National Harbor: The Pentagon is reportedly weighing the benefits and risks of slashing 100 planes from the planned purchase of 2,443 Joint Strike Fighters.
Steve Burbage, Lockheed Martin’s executive vice president in charge of the JSF program, said at the Air Force Associaton’s annual conference that he wasn’t aware of any such discussions. Burbage repeated standard Lockheed warnings that cuts would slow the ramp-up to production rates where the company benefit from economies of scale.

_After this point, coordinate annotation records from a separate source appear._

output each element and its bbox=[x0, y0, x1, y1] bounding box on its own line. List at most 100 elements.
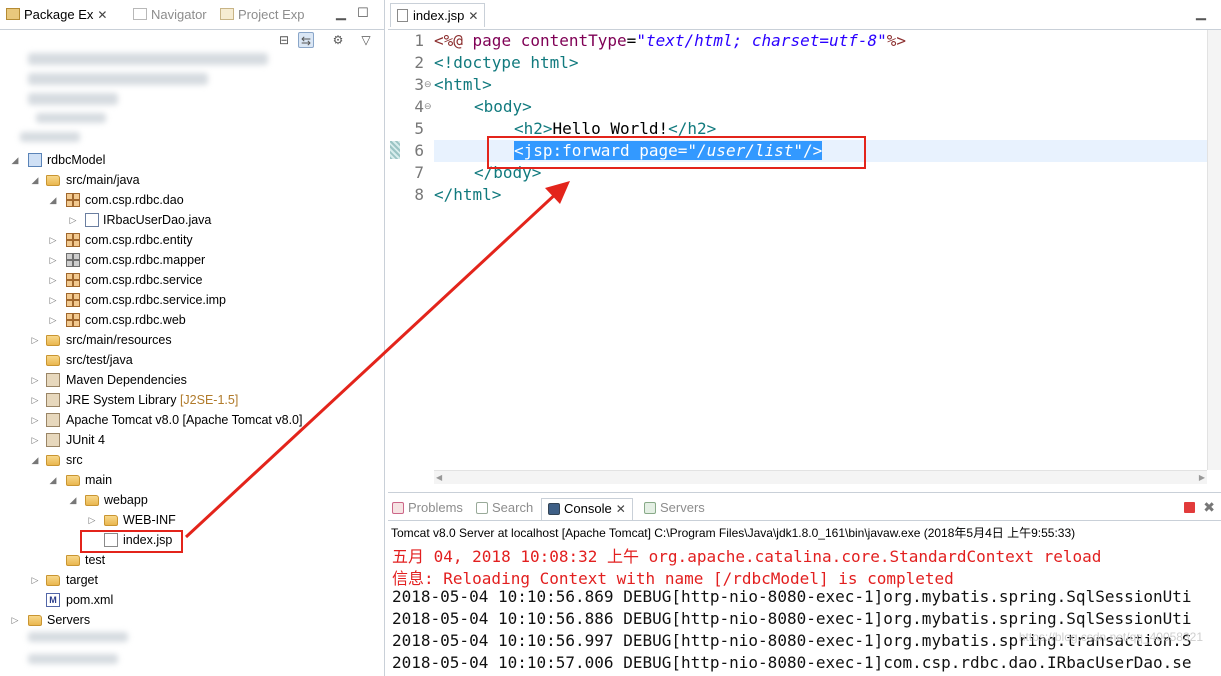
tree-item-src-main-java[interactable]: ◢ src/main/java bbox=[0, 170, 380, 190]
tree-item-label: com.csp.rdbc.web bbox=[85, 313, 186, 327]
tree-item-label: pom.xml bbox=[66, 593, 114, 607]
folder-icon bbox=[66, 555, 80, 566]
package-explorer-icon bbox=[6, 8, 20, 20]
tree-item-folder[interactable]: ◢ webapp bbox=[0, 490, 380, 510]
fold-icon[interactable]: ⊖ bbox=[424, 101, 432, 112]
tree-item-library[interactable]: ▷ JUnit 4 bbox=[0, 430, 380, 450]
console-panel: Problems Search Console ✕ Servers ✖ Tomca… bbox=[388, 492, 1221, 676]
source-folder-icon bbox=[46, 175, 60, 186]
folder-icon bbox=[85, 495, 99, 506]
tree-item-label: webapp bbox=[104, 493, 148, 507]
package-explorer-panel: Package Ex ✕ Navigator Project Exp ▁ ☐ ⊟ … bbox=[0, 0, 385, 676]
code-line-2: <!doctype html> bbox=[434, 53, 579, 72]
tree-item-servers[interactable]: ▷ Servers bbox=[0, 610, 380, 630]
line-number: 4 bbox=[414, 97, 424, 116]
view-menu-icon[interactable]: ▽ bbox=[358, 32, 374, 48]
tree-item-package[interactable]: ▷ com.csp.rdbc.web bbox=[0, 310, 380, 330]
fold-icon[interactable]: ⊖ bbox=[424, 79, 432, 90]
console-line: 2018-05-04 10:10:57.006 DEBUG[http-nio-8… bbox=[392, 653, 1192, 672]
terminate-icon[interactable] bbox=[1184, 502, 1195, 513]
line-number: 7 bbox=[414, 163, 424, 182]
xml-file-icon: M bbox=[46, 593, 60, 607]
vertical-scrollbar[interactable] bbox=[1207, 30, 1221, 470]
tree-item-library[interactable]: ▷ JRE System Library [J2SE-1.5] bbox=[0, 390, 380, 410]
console-line: 2018-05-04 10:10:56.886 DEBUG[http-nio-8… bbox=[392, 609, 1192, 628]
minimize-icon[interactable]: ▁ bbox=[1194, 6, 1208, 20]
collapse-all-icon[interactable]: ⊟ bbox=[276, 32, 292, 48]
explorer-tab-bar: Package Ex ✕ Navigator Project Exp ▁ ☐ bbox=[0, 0, 384, 30]
folder-icon bbox=[46, 455, 60, 466]
tree-item-source-folder[interactable]: src/test/java bbox=[0, 350, 380, 370]
filter-icon[interactable]: ⚙ bbox=[330, 32, 346, 48]
maximize-icon[interactable]: ☐ bbox=[356, 6, 370, 20]
tab-search[interactable]: Search bbox=[476, 498, 533, 520]
console-tab-bar: Problems Search Console ✕ Servers ✖ bbox=[388, 493, 1221, 521]
tab-label: Servers bbox=[660, 500, 705, 515]
tab-label: Search bbox=[492, 500, 534, 515]
tree-item-xml-file[interactable]: Mpom.xml bbox=[0, 590, 380, 610]
tree-item-project[interactable]: ◢ rdbcModel bbox=[0, 150, 380, 170]
tree-item-library[interactable]: ▷ Apache Tomcat v8.0 [Apache Tomcat v8.0] bbox=[0, 410, 380, 430]
tab-console[interactable]: Console ✕ bbox=[541, 498, 633, 520]
line-number: 2 bbox=[414, 53, 424, 72]
tree-item-jsp-file[interactable]: index.jsp bbox=[0, 530, 380, 550]
tree-item-package[interactable]: ▷ com.csp.rdbc.entity bbox=[0, 230, 380, 250]
tree-item-folder[interactable]: ◢ main bbox=[0, 470, 380, 490]
tab-navigator[interactable]: Navigator bbox=[133, 4, 207, 26]
tab-label: Navigator bbox=[151, 7, 207, 22]
horizontal-scrollbar[interactable]: ◀ ▶ bbox=[434, 470, 1207, 484]
jsp-directive-close: %> bbox=[886, 31, 907, 50]
project-explorer-icon bbox=[220, 8, 234, 20]
tree-item-folder[interactable]: ▷ WEB-INF bbox=[0, 510, 380, 530]
tree-item-folder[interactable]: ▷ target bbox=[0, 570, 380, 590]
tab-servers[interactable]: Servers bbox=[644, 498, 705, 520]
package-icon bbox=[66, 293, 80, 307]
directive-keyword: page bbox=[462, 31, 521, 50]
tree-item-label: WEB-INF bbox=[123, 513, 176, 527]
scroll-left-icon[interactable]: ◀ bbox=[436, 473, 442, 482]
servers-icon bbox=[644, 502, 656, 514]
tree-item-decoration: [J2SE-1.5] bbox=[179, 393, 239, 407]
tab-project-explorer[interactable]: Project Exp bbox=[220, 4, 304, 26]
tree-item-package[interactable]: ▷ com.csp.rdbc.service.imp bbox=[0, 290, 380, 310]
console-icon bbox=[548, 503, 560, 515]
tree-item-folder[interactable]: ◢ src bbox=[0, 450, 380, 470]
redacted-item bbox=[28, 654, 118, 664]
close-icon[interactable]: ✕ bbox=[468, 9, 478, 23]
code-area[interactable]: <%@ page contentType="text/html; charset… bbox=[434, 30, 1207, 470]
package-icon bbox=[66, 273, 80, 287]
tree-item-package[interactable]: ◢ com.csp.rdbc.dao bbox=[0, 190, 380, 210]
code-line-8: </html> bbox=[434, 185, 502, 204]
library-icon bbox=[46, 413, 60, 427]
tree-item-label: rdbcModel bbox=[47, 153, 106, 167]
change-marker bbox=[390, 141, 400, 159]
tree-item-package[interactable]: ▷ com.csp.rdbc.mapper bbox=[0, 250, 380, 270]
link-with-editor-icon[interactable]: ⇆ bbox=[298, 32, 314, 48]
project-icon bbox=[28, 153, 42, 167]
annotation-box-index-jsp bbox=[80, 530, 183, 553]
minimize-icon[interactable]: ▁ bbox=[334, 6, 348, 20]
scroll-right-icon[interactable]: ▶ bbox=[1199, 473, 1205, 482]
package-icon bbox=[66, 233, 80, 247]
close-icon[interactable]: ✕ bbox=[97, 8, 107, 22]
editor-tab-index-jsp[interactable]: index.jsp ✕ bbox=[390, 3, 486, 27]
tab-label: Package Ex bbox=[24, 7, 94, 22]
tab-label: Problems bbox=[408, 500, 463, 515]
explorer-toolbar: ⊟ ⇆ ⚙ ▽ bbox=[0, 30, 384, 50]
source-folder-icon bbox=[46, 355, 60, 366]
remove-launch-icon[interactable]: ✖ bbox=[1203, 499, 1215, 516]
folder-icon bbox=[28, 615, 42, 626]
tree-item-folder[interactable]: test bbox=[0, 550, 380, 570]
tab-label: Console bbox=[564, 501, 612, 516]
tree-item-library[interactable]: ▷ Maven Dependencies bbox=[0, 370, 380, 390]
tab-problems[interactable]: Problems bbox=[392, 498, 463, 520]
folder-icon bbox=[104, 515, 118, 526]
close-icon[interactable]: ✕ bbox=[616, 502, 626, 516]
tree-item-label: com.csp.rdbc.entity bbox=[85, 233, 193, 247]
tab-package-explorer[interactable]: Package Ex ✕ bbox=[6, 4, 107, 26]
editor-tab-label: index.jsp bbox=[413, 8, 465, 23]
problems-icon bbox=[392, 502, 404, 514]
tree-item-java-file[interactable]: ▷ IRbacUserDao.java bbox=[0, 210, 380, 230]
tree-item-source-folder[interactable]: ▷ src/main/resources bbox=[0, 330, 380, 350]
tree-item-package[interactable]: ▷ com.csp.rdbc.service bbox=[0, 270, 380, 290]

My colleague Andrea Shalal-Esa, of Reuters, broke the story. Her story contained no details, such as which versions of the plane are on the chopping block. The easiest cut would be to the Air Force’s buy, which is far and away the largest at 1,763 planes. But Air Force Secretary Mike Donley fenced off the JSF from major cuts in his keynote speech this morning.
“With a fighter fleet now averaging 22 years old and with two decades of declining fighter force structure, modernizing our aging and smaller fighter force depends on the fifth generation capabilities of the Joint Strike Fighter. Simply put, there is no alternative to the F-35 program. It must succeed. Similarly, developing the Long Range Strike family of systems, including the new bomber, is essential to maintaining conventional long range strike capabilities into the future,” Donley said.

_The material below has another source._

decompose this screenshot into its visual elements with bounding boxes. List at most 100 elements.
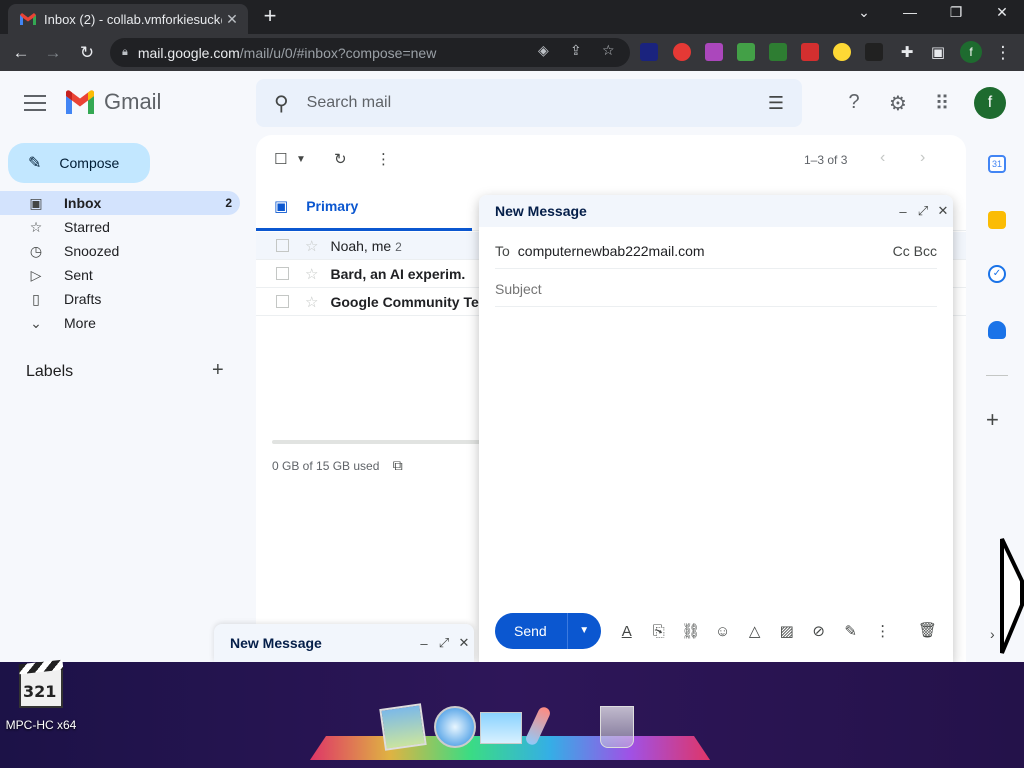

Those remarks, of course, do not rule out the Office of Secretary of Defense stuffing large JSF cuts down the services’ throats. I asked Donley after his speech this morning about hte likelihood of large cuts to the F-35 program, before news of the century cut broke. “The message today is that, at the strategic level this remains a cirical program for the U.S Air Force,” he said, noting that the service would “tweak” the program year by year.
In conversations with several industry sources here at AFA one thing became clear. Rumors about program cuts are everywhere. With the end result of the Super Committee’s decisions getting to the Pentagon just a few weeks before the budget is supposed to be released, it is unlikely large cuts will be made to the 2013 budget. They would be too difficult to plan and be terribly disruptive. Look for the big cuts to begin rolling in during 2014. Hopefully by then the U.S. economy will have begun to recover.